The Advocate achieves employee buyout goal

At least 5 percent of The Advocate’s longtime employees took voluntary buyouts earlier this month, allowing the company to achieve staff-reduction goals announced in July, according to General Manager and Chief Operating Officer Dan Shea.

“While we are sad to see so many colleagues with long experience leave so suddenly, many are happy to get an early start on their well-deserved retirement or help in transitioning to a new career,” Shea said in a companywide email this week.

Shea said he could not comment further on the announcement.

The Advocate had 450 employees when businessman John Georges bought the newspaper in April. About 380 of those were full-time positions. A minimum 5 percent cut, outlined as the goal when the buyouts were offered, meant shedding at least 19 jobs, with at least half of those to come from the newsroom. But at the same time, the company has created new positions in its digital media, news and circulation departments as it aligned its workforce with trends in the media industry.

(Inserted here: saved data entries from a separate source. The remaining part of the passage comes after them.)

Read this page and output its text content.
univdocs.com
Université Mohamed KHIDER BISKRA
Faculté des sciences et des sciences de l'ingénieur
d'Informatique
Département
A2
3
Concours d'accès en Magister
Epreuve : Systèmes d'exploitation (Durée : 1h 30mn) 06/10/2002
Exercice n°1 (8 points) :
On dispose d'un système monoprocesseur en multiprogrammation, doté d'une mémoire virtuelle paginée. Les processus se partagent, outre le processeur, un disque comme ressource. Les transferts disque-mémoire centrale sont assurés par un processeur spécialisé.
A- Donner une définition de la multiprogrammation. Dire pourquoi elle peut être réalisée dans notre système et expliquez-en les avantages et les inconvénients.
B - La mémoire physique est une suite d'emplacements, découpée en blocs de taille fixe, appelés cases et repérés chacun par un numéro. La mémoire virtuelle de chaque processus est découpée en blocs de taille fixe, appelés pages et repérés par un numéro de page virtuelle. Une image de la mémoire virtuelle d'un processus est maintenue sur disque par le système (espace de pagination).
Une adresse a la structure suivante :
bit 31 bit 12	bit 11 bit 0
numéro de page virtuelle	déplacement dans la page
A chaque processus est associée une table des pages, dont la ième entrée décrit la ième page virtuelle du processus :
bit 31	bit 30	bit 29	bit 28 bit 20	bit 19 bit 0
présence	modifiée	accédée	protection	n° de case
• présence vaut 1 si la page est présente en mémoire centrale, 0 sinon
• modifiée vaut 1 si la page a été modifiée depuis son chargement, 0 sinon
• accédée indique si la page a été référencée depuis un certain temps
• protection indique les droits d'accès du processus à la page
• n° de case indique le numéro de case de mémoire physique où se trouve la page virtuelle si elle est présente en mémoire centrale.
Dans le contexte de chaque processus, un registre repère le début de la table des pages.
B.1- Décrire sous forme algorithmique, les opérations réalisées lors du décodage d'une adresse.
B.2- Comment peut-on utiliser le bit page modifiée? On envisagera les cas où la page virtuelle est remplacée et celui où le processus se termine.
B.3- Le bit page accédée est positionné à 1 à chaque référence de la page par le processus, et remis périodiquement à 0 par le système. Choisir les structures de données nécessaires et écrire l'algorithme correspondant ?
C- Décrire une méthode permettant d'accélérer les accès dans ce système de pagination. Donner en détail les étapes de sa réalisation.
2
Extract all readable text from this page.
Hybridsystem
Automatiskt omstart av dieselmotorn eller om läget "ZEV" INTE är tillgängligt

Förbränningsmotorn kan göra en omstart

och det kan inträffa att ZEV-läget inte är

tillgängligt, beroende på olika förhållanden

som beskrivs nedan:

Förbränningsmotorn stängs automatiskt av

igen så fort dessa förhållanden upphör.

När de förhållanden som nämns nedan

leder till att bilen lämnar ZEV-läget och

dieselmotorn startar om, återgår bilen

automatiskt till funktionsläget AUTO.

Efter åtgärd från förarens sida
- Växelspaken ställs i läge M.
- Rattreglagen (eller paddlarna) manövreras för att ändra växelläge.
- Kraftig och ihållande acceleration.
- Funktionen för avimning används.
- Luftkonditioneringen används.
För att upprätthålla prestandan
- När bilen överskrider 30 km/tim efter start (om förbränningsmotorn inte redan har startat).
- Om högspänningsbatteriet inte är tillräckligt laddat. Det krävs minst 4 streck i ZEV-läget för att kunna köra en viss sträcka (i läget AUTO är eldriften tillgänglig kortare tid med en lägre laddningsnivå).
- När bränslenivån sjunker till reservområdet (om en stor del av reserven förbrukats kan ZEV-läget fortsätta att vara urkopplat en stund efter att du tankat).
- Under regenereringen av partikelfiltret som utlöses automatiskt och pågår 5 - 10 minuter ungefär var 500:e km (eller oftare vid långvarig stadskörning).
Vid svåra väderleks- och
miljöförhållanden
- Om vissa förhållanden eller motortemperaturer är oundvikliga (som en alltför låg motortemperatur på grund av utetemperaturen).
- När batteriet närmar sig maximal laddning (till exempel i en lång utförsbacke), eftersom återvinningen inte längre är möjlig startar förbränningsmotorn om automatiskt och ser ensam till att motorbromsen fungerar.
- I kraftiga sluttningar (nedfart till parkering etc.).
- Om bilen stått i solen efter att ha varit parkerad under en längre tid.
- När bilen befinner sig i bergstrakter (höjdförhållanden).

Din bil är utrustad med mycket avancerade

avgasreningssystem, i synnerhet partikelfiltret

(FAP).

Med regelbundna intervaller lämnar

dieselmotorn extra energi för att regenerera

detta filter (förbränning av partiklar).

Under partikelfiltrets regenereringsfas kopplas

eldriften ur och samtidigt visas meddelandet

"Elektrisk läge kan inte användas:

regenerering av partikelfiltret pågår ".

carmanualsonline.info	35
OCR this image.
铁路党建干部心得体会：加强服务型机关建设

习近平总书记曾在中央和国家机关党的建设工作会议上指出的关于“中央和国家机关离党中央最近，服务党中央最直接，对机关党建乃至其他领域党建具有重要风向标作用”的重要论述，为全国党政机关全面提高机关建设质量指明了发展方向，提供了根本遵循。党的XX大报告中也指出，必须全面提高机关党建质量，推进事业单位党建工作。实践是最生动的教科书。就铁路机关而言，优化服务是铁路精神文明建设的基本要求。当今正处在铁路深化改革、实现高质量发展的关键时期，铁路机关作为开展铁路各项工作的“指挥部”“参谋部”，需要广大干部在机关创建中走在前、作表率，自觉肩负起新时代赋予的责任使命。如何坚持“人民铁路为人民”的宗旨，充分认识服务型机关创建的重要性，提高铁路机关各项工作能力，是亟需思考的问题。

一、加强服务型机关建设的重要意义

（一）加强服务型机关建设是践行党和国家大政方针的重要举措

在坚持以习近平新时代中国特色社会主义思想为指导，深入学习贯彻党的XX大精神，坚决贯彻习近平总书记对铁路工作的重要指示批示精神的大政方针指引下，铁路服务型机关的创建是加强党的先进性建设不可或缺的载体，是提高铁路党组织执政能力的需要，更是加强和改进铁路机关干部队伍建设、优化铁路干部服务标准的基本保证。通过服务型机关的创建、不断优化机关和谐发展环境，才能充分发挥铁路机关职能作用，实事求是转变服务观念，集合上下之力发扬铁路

Buyout offers were made to employees who had been with The Advocate for at least 15 years, with the exception of some specific areas where none were allowed.

In late July, Shea described the minimum 5 percent reduction as a mild cutback. In typical newspaper acquisitions, the cuts have been very heavy. In recent years, some papers have slashed their news department staffs by 50 percent.

The voluntary buyout was aimed at putting The Advocate in line with industry standards. The Advocate’s newsroom had more employees than other papers its size.

In making the announcement in July, Shea said there was no connection between the need to trim staff in Baton Rouge and the move to increase the size of The New Orleans Advocate’s staff. Both markets need to pay their own way, Shea said.

The Advocate has beefed up its staffing in its year-old New Orleans bureau in an effort to attract more readers who were upset with The Times-Picayune’s decision last year to cease daily publication and lay off nearly half its news staff.

Shea said the New Orleans circulation is growing as expected.

“We have gotten a fantastic response from key advertisers who flat out want us to succeed. Opinion leaders of all stripes are rooting us on, saying what we are doing is good for the city,” Shea said in Thursday’s email.

Recent circulation efforts in New Orleans have included the distribution of special editions in the Superdome for the Saints opener, the distribution of Monday newspapers to prospective readers after the first two Saints games and the continued distribution of samples each week to potential customers.

Marketing efforts have included becoming the official newspaper of the LSU Tigers, the Saints and New Orleans Pelicans.

Shea also said in his email that improvements made in Baton Rouge have been well-received.

“While most papers have been losing circulation, we’ve gone up a bit since May,” he said.

Earlier this month, Georges told a Baton Rouge organization that readers here will benefit from The Advocate expanding into other markets.

“My commitment to you is, if you support The Advocate, we will continually pour those resources into the newspaper and you will have more news,” Georges said.

He has said The Advocate also plans to substantially beef up news coverage in Acadiana in 2014.

In August, Georges told a Lafayette business crowd that one day, newspaper readers in south Louisiana could have three distinct papers with The Advocate’s banner in Baton Rouge, New Orleans and Lafayette.